A little politics, but I promise it won’t last too long!

Ok, I know the title of the blog is Classroom Biz, but sometimes we just have to go beyond our insular little world and deal with other issues. This is one of those times.

This is an editorial from the Sunday Los Angeles Times. When the story about President Bush allowing firms to pay less than the prevailing wage in Louisiana, I commented on what the outcome would likely be… more profits in the hands of large construction companies.
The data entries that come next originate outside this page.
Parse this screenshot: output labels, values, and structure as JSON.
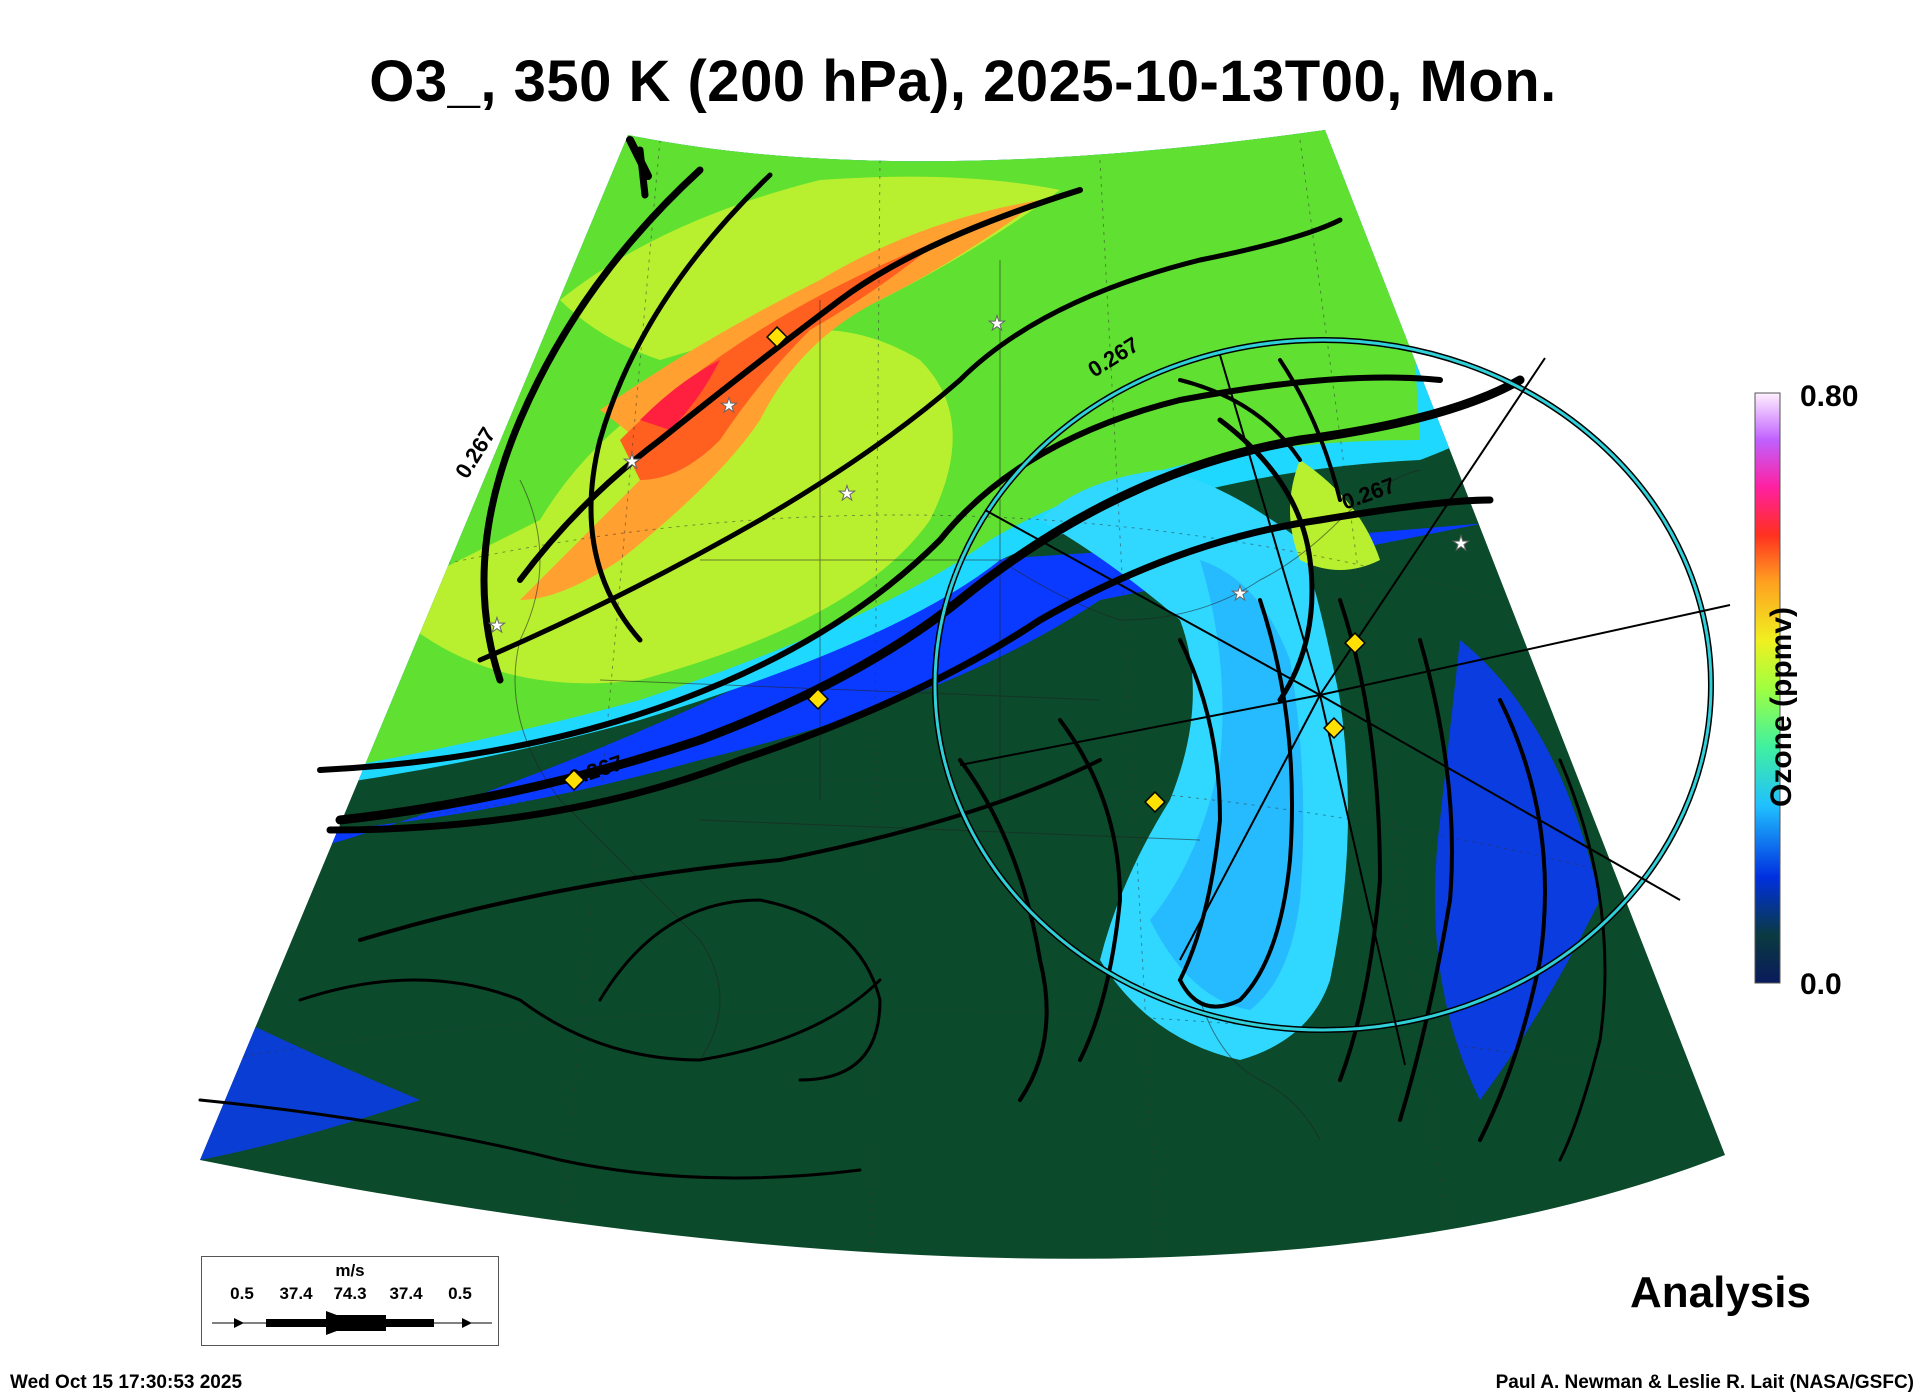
{
  "title": "O3_, 350 K (200 hPa), 2025-10-13T00, Mon.",
  "colorbar": {
    "max_label": "0.80",
    "min_label": "0.0",
    "title": "Ozone (ppmv)",
    "colors": [
      "#0a1a5c",
      "#0a2e8a",
      "#0040e0",
      "#1080ff",
      "#20c8ff",
      "#40e8c0",
      "#60ff80",
      "#a0ff40",
      "#e0f020",
      "#ffc020",
      "#ff7010",
      "#ff2020",
      "#ff2080",
      "#c040ff",
      "#e0a0ff",
      "#fff0ff"
    ]
  },
  "map": {
    "contour_label": "0.267",
    "colors": {
      "low_ozone": "#0b4a2a",
      "blue_band": "#0a3aff",
      "cyan": "#30d8ff",
      "green": "#60e030",
      "yellow_green": "#b8f030",
      "orange": "#ffa030",
      "red": "#ff3020",
      "circle": "#30d0d8",
      "marker": "#ffe000"
    },
    "marker_icons": [
      "diamond-marker-icon",
      "star-marker-icon"
    ]
  },
  "wind_legend": {
    "unit": "m/s",
    "values": [
      "0.5",
      "37.4",
      "74.3",
      "37.4",
      "0.5"
    ]
  },
  "analysis_label": "Analysis",
  "timestamp": "Wed Oct 15 17:30:53 2025",
  "credit": "Paul A. Newman & Leslie R. Lait (NASA/GSFC)"
}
Here’s another side effect of the decision:

La Nueva Orleans

  • Latino immigrants, many of them here illegally, will rebuild the Gulf Coast — and stay there.
  • By Gregory Rodriguez, Gregory Rodriguez is a contributing editor to The Times and Irvine Senior fellow at the New America Foundation.

    NO MATTER WHAT ALL the politicians and activists want, African Americans and impoverished white Cajuns will not be first in line to rebuild the Katrina-ravaged Gulf Coast and New Orleans. Latino immigrants, many of them undocumented, will. And when they’re done, they’re going to stay, making New Orleans look like Los Angeles. It’s the federal government that will have made the transformation possible, further exposing the hollowness of the immigration debate.

    President Bush has promised that Washington will pick up the greater part of the cost for “one of the largest reconstruction efforts the world has ever seen.” To that end, he suspended provisions of the Davis-Bacon Act that would have required government contractors to pay prevailing wages in Louisiana and devastated parts of Mississippi, Alabama and Florida. And the Department of Homeland Security has temporarily suspended sanctioning employers who hire workers who cannot document their citizenship. The idea is to benefit Americans who may have lost everything in the hurricane, but the main effect will be to let contractors hire illegal immigrants. (Read the rest of the editorial here; registration may be required.)

    I have nothing against immigration. I have a huge problem with the exploitation of workers- of any nationality or immigrant status- for the profits of industry. And this article in today’s New York Times brings to mind a related issue: who’s approving these contracts, and who’s choosing the contractors? The potential for abuse and corruption is gigantic, and it makes me sick. Over 1000 people dead, mostly poor, and/or elderly, and/or black, and the loudest sound to be heard in the South right now is ringing cash registers.